Tornando a Moody’s nel panorama italiano si «salva» Unicredit per cui le prospettive di sviluppo rimangono «stabili» grazie alla sua presenza paneuropea. Nel limbo Mps su cui le prospettive passano da «positive» a «developing», ovvero in fase di sviluppo. La scure si abbatte invece su 12 istituti di credito che potrebbero risentire del rischio di un allargamento dello spread e della brusca contrazione dell’economia (l’agenzia si attende un -4,5% del Pil nel primo e nel secondo trimestre) e quindi del deterioramento della qualità degli attivi, della probabile diminuzione della patrimonializzazione, dell’aumento delle sofferenze, della maggiore difficoltà nell’accesso al mercato dei finanziati conseguente all’elevata volatilità «nonostante le misure aggressive varate dalla Bce per assicurare ampia volatilità». Più in dettaglio, l’agenzia di rating ha abbassato da «stabile» a «negativo» le prospettive sui rating dei depositi a lungo termine di Mediocredito Trentino-Alto Adige, Bper, Banco Bpm e Credito Emiliano e sul rating dei debiti senior unsecured di Intesa Sanpaolo, Banca Imi, Bper, Credito Valtellinese e Mediobanca. Sotto osservazione per un possibile taglio infine le valutazioni di Banca Sella, Cassa Centrale Raiffeisen, Credit Agricole Italia e Cassa Centrale Banca. Mercoledì era stata Fitch a mettere sotto esame 14 banche italiane per il rischio che i profili di credito siano «rivolti al ribasso».
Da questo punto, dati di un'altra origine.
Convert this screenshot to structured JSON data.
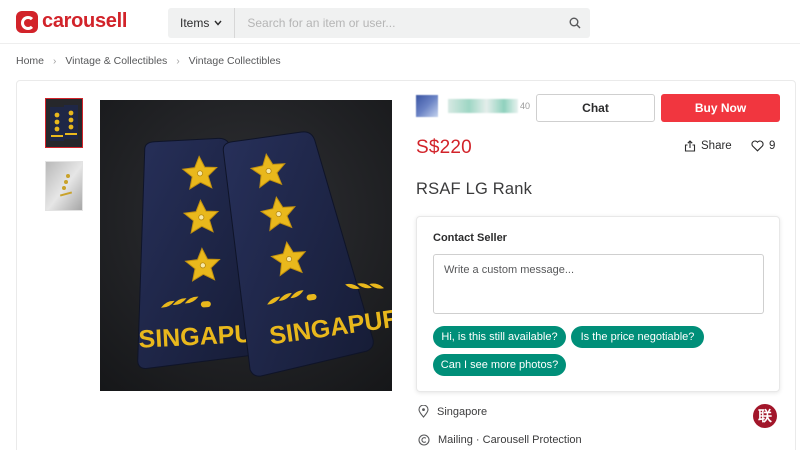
{
  "header": {
    "logo_text": "carousell",
    "search": {
      "category": "Items",
      "placeholder": "Search for an item or user..."
    }
  },
  "breadcrumb": [
    "Home",
    "Vintage & Collectibles",
    "Vintage Collectibles"
  ],
  "listing": {
    "seller": {
      "review_count": "40"
    },
    "chat_label": "Chat",
    "buy_label": "Buy Now",
    "price": "S$220",
    "share_label": "Share",
    "likes": "9",
    "title": "RSAF LG Rank",
    "photo_text": "SINGAPURA",
    "contact": {
      "title": "Contact Seller",
      "placeholder": "Write a custom message...",
      "quick_replies": [
        "Hi, is this still available?",
        "Is the price negotiable?",
        "Can I see more photos?"
      ]
    },
    "location": "Singapore",
    "delivery": "Mailing · Carousell Protection"
  },
  "watermark_text": "联",
  "colors": {
    "brand_red": "#d2232a",
    "buy_button": "#f1363f",
    "chip_green": "#008f79",
    "rank_gold": "#e9b81c",
    "cloth_navy": "#1f2746"
  },
  "icons": [
    "search-icon",
    "chevron-down-icon",
    "chevron-right-icon",
    "share-icon",
    "heart-icon",
    "location-pin-icon",
    "protection-icon"
  ]
}
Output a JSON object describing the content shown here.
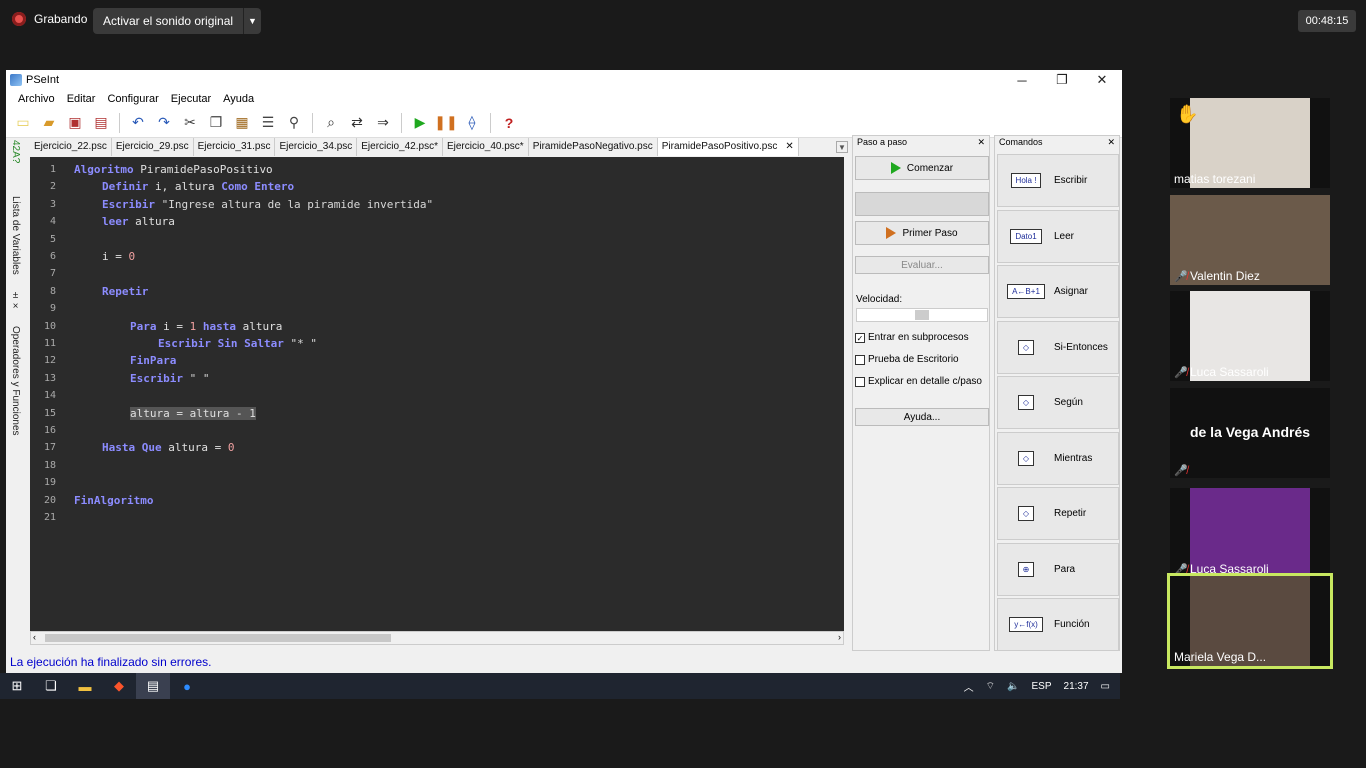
{
  "zoom": {
    "rec_label": "Grabando",
    "audio_label": "Activar el sonido original",
    "timer": "00:48:15"
  },
  "window": {
    "title": "PSeInt",
    "menu": [
      "Archivo",
      "Editar",
      "Configurar",
      "Ejecutar",
      "Ayuda"
    ],
    "left_tabs": [
      "Lista de Variables",
      "Operadores y Funciones"
    ]
  },
  "tabs": [
    {
      "label": "Ejercicio_22.psc"
    },
    {
      "label": "Ejercicio_29.psc"
    },
    {
      "label": "Ejercicio_31.psc"
    },
    {
      "label": "Ejercicio_34.psc"
    },
    {
      "label": "Ejercicio_42.psc*"
    },
    {
      "label": "Ejercicio_40.psc*"
    },
    {
      "label": "PiramidePasoNegativo.psc"
    },
    {
      "label": "PiramidePasoPositivo.psc",
      "active": true
    }
  ],
  "code": [
    {
      "n": "1",
      "indent": 0,
      "parts": [
        [
          "kw",
          "Algoritmo"
        ],
        [
          "t",
          " PiramidePasoPositivo"
        ]
      ]
    },
    {
      "n": "2",
      "indent": 1,
      "parts": [
        [
          "kw",
          "Definir"
        ],
        [
          "t",
          " i, altura "
        ],
        [
          "kw",
          "Como Entero"
        ]
      ]
    },
    {
      "n": "3",
      "indent": 1,
      "parts": [
        [
          "kw",
          "Escribir"
        ],
        [
          "t",
          " "
        ],
        [
          "str",
          "\"Ingrese altura de la piramide invertida\""
        ]
      ]
    },
    {
      "n": "4",
      "indent": 1,
      "parts": [
        [
          "kw",
          "leer"
        ],
        [
          "t",
          " altura"
        ]
      ]
    },
    {
      "n": "5",
      "indent": 0,
      "parts": []
    },
    {
      "n": "6",
      "indent": 1,
      "parts": [
        [
          "t",
          "i = "
        ],
        [
          "num",
          "0"
        ]
      ]
    },
    {
      "n": "7",
      "indent": 0,
      "parts": []
    },
    {
      "n": "8",
      "indent": 1,
      "parts": [
        [
          "kw",
          "Repetir"
        ]
      ]
    },
    {
      "n": "9",
      "indent": 0,
      "parts": []
    },
    {
      "n": "10",
      "indent": 2,
      "parts": [
        [
          "kw",
          "Para"
        ],
        [
          "t",
          " i = "
        ],
        [
          "num",
          "1"
        ],
        [
          "t",
          " "
        ],
        [
          "kw",
          "hasta"
        ],
        [
          "t",
          " altura"
        ]
      ]
    },
    {
      "n": "11",
      "indent": 3,
      "parts": [
        [
          "kw",
          "Escribir Sin Saltar"
        ],
        [
          "t",
          " "
        ],
        [
          "str",
          "\"* \""
        ]
      ]
    },
    {
      "n": "12",
      "indent": 2,
      "parts": [
        [
          "kw",
          "FinPara"
        ]
      ]
    },
    {
      "n": "13",
      "indent": 2,
      "parts": [
        [
          "kw",
          "Escribir"
        ],
        [
          "t",
          " "
        ],
        [
          "str",
          "\" \""
        ]
      ]
    },
    {
      "n": "14",
      "indent": 0,
      "parts": []
    },
    {
      "n": "15",
      "indent": 2,
      "parts": [
        [
          "sel",
          "altura = altura - 1"
        ]
      ]
    },
    {
      "n": "16",
      "indent": 0,
      "parts": []
    },
    {
      "n": "17",
      "indent": 1,
      "parts": [
        [
          "kw",
          "Hasta Que"
        ],
        [
          "t",
          " altura = "
        ],
        [
          "num",
          "0"
        ]
      ]
    },
    {
      "n": "18",
      "indent": 0,
      "parts": []
    },
    {
      "n": "19",
      "indent": 0,
      "parts": []
    },
    {
      "n": "20",
      "indent": 0,
      "parts": [
        [
          "kw",
          "FinAlgoritmo"
        ]
      ]
    },
    {
      "n": "21",
      "indent": 0,
      "parts": []
    }
  ],
  "status": "La ejecución ha finalizado sin errores.",
  "paso": {
    "title": "Paso a paso",
    "comenzar": "Comenzar",
    "primer_paso": "Primer Paso",
    "evaluar": "Evaluar...",
    "velocidad": "Velocidad:",
    "chk1": "Entrar en subprocesos",
    "chk2": "Prueba de Escritorio",
    "chk3": "Explicar en detalle c/paso",
    "ayuda": "Ayuda..."
  },
  "comandos": {
    "title": "Comandos",
    "items": [
      {
        "label": "Escribir",
        "sym": "Hola !"
      },
      {
        "label": "Leer",
        "sym": "Dato1"
      },
      {
        "label": "Asignar",
        "sym": "A←B+1"
      },
      {
        "label": "Si-Entonces",
        "sym": "◇"
      },
      {
        "label": "Según",
        "sym": "◇"
      },
      {
        "label": "Mientras",
        "sym": "◇"
      },
      {
        "label": "Repetir",
        "sym": "◇"
      },
      {
        "label": "Para",
        "sym": "⊕"
      },
      {
        "label": "Función",
        "sym": "y←f(x)"
      }
    ]
  },
  "taskbar": {
    "lang": "ESP",
    "time": "21:37"
  },
  "participants": [
    {
      "name": "matias torezani",
      "muted": false
    },
    {
      "name": "Valentin Diez",
      "muted": true
    },
    {
      "name": "Luca Sassaroli",
      "muted": true
    },
    {
      "name": "de la Vega Andrés",
      "muted": true,
      "no_video": true
    },
    {
      "name": "Luca Sassaroli",
      "muted": true
    },
    {
      "name": "Mariela Vega D...",
      "muted": false,
      "highlight": true
    }
  ]
}
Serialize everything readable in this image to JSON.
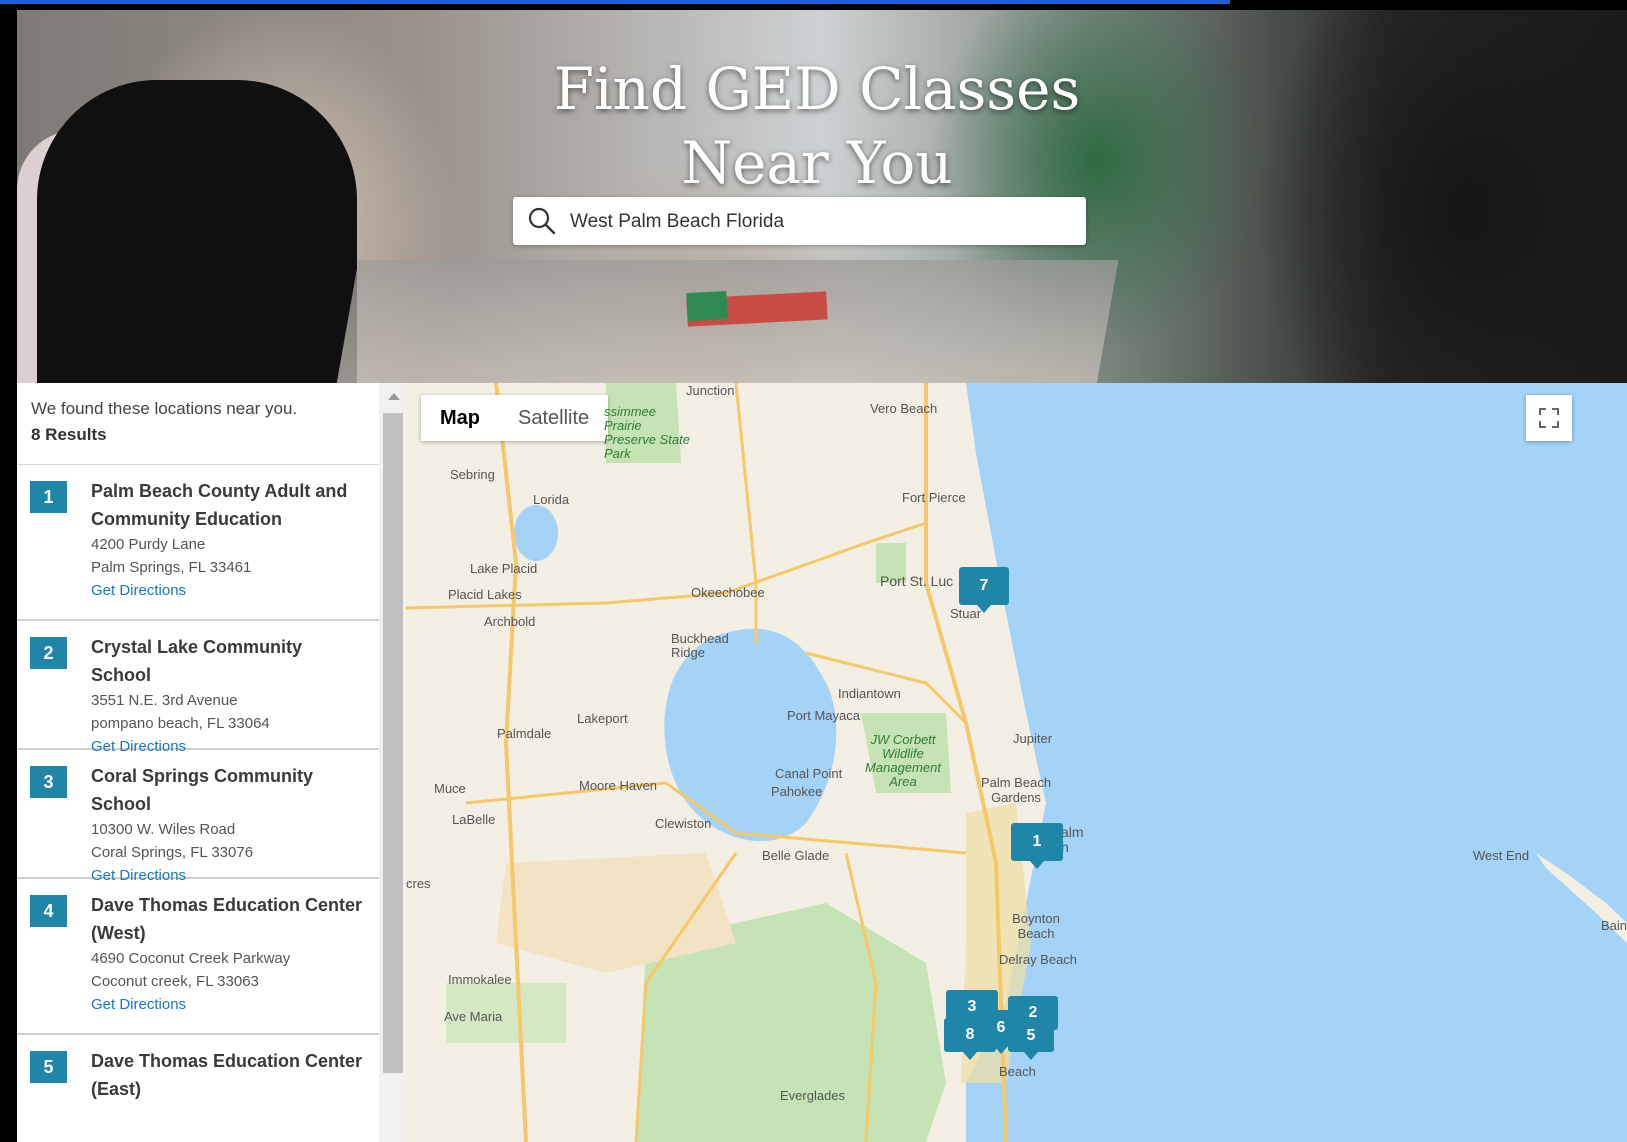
{
  "hero": {
    "title_line1": "Find GED Classes",
    "title_line2": "Near You",
    "search_value": "West Palm Beach Florida"
  },
  "results": {
    "found_text": "We found these locations near you.",
    "count_text": "8 Results",
    "items": [
      {
        "num": "1",
        "name": "Palm Beach County Adult and Community Education",
        "addr1": "4200 Purdy Lane",
        "addr2": "Palm Springs, FL 33461",
        "directions": "Get Directions"
      },
      {
        "num": "2",
        "name": "Crystal Lake Community School",
        "addr1": "3551 N.E. 3rd Avenue",
        "addr2": "pompano beach, FL 33064",
        "directions": "Get Directions"
      },
      {
        "num": "3",
        "name": "Coral Springs Community School",
        "addr1": "10300 W. Wiles Road",
        "addr2": "Coral Springs, FL 33076",
        "directions": "Get Directions"
      },
      {
        "num": "4",
        "name": "Dave Thomas Education Center (West)",
        "addr1": "4690 Coconut Creek Parkway",
        "addr2": "Coconut creek, FL 33063",
        "directions": "Get Directions"
      },
      {
        "num": "5",
        "name": "Dave Thomas Education Center (East)",
        "addr1": "",
        "addr2": "",
        "directions": ""
      }
    ]
  },
  "map": {
    "type_map": "Map",
    "type_satellite": "Satellite",
    "places": {
      "vero": "Vero Beach",
      "kissimmee": "ssimmee Prairie Preserve State Park",
      "sebring": "Sebring",
      "lorida": "Lorida",
      "fortpierce": "Fort Pierce",
      "lakeplacid": "Lake Placid",
      "placidlakes": "Placid Lakes",
      "okeechobee": "Okeechobee",
      "portstluc": "Port St. Luc",
      "stuart": "Stuar",
      "archbold": "Archbold",
      "buckhead": "Buckhead Ridge",
      "indiantown": "Indiantown",
      "portmayaca": "Port Mayaca",
      "lakeport": "Lakeport",
      "palmdale": "Palmdale",
      "jwcorbett": "JW Corbett Wildlife Management Area",
      "jupiter": "Jupiter",
      "muce": "Muce",
      "moorehaven": "Moore Haven",
      "canalpoint": "Canal Point",
      "pahokee": "Pahokee",
      "pbgardens": "Palm Beach Gardens",
      "labelle": "LaBelle",
      "clewiston": "Clewiston",
      "belleglade": "Belle Glade",
      "palm": "alm h",
      "westend": "West End",
      "bain": "Bain",
      "cres": "cres",
      "boynton": "Boynton Beach",
      "delray": "Delray Beach",
      "immokalee": "Immokalee",
      "avemaria": "Ave Maria",
      "beach": "Beach",
      "everglades": "Everglades",
      "junction": "Junction"
    },
    "markers": [
      "7",
      "1",
      "3",
      "8",
      "6",
      "2",
      "5"
    ]
  },
  "colors": {
    "accent": "#1f86a8",
    "link": "#1a78b5",
    "water": "#a5d2f7",
    "land": "#f3efe4",
    "park": "#c6e3b5"
  }
}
Il Financial Times si chiede già se il sistema bancario italiano sia in grado di reggere l’urto del Covid 19, ventilando una possibile spirale catastrofica visto il doppio legame degli istituti con un paese fortemente indebito (le emissioni sono detenute in gran parte dalle banche) e in recessione.

In Piazza Affari le banche hanno chiuso contrastate: Unicredit (-1,5% a 8,3 euro), Bper (-1,9% a 2,9 euro), Intesa Sanpaolo (+0,9% a 1,6 euro), Banco Bpm (+1,4% a 1,32 euro), Creval (+2,2% a 0,05 euro) e Mps (+3,5% a 1,16 euro).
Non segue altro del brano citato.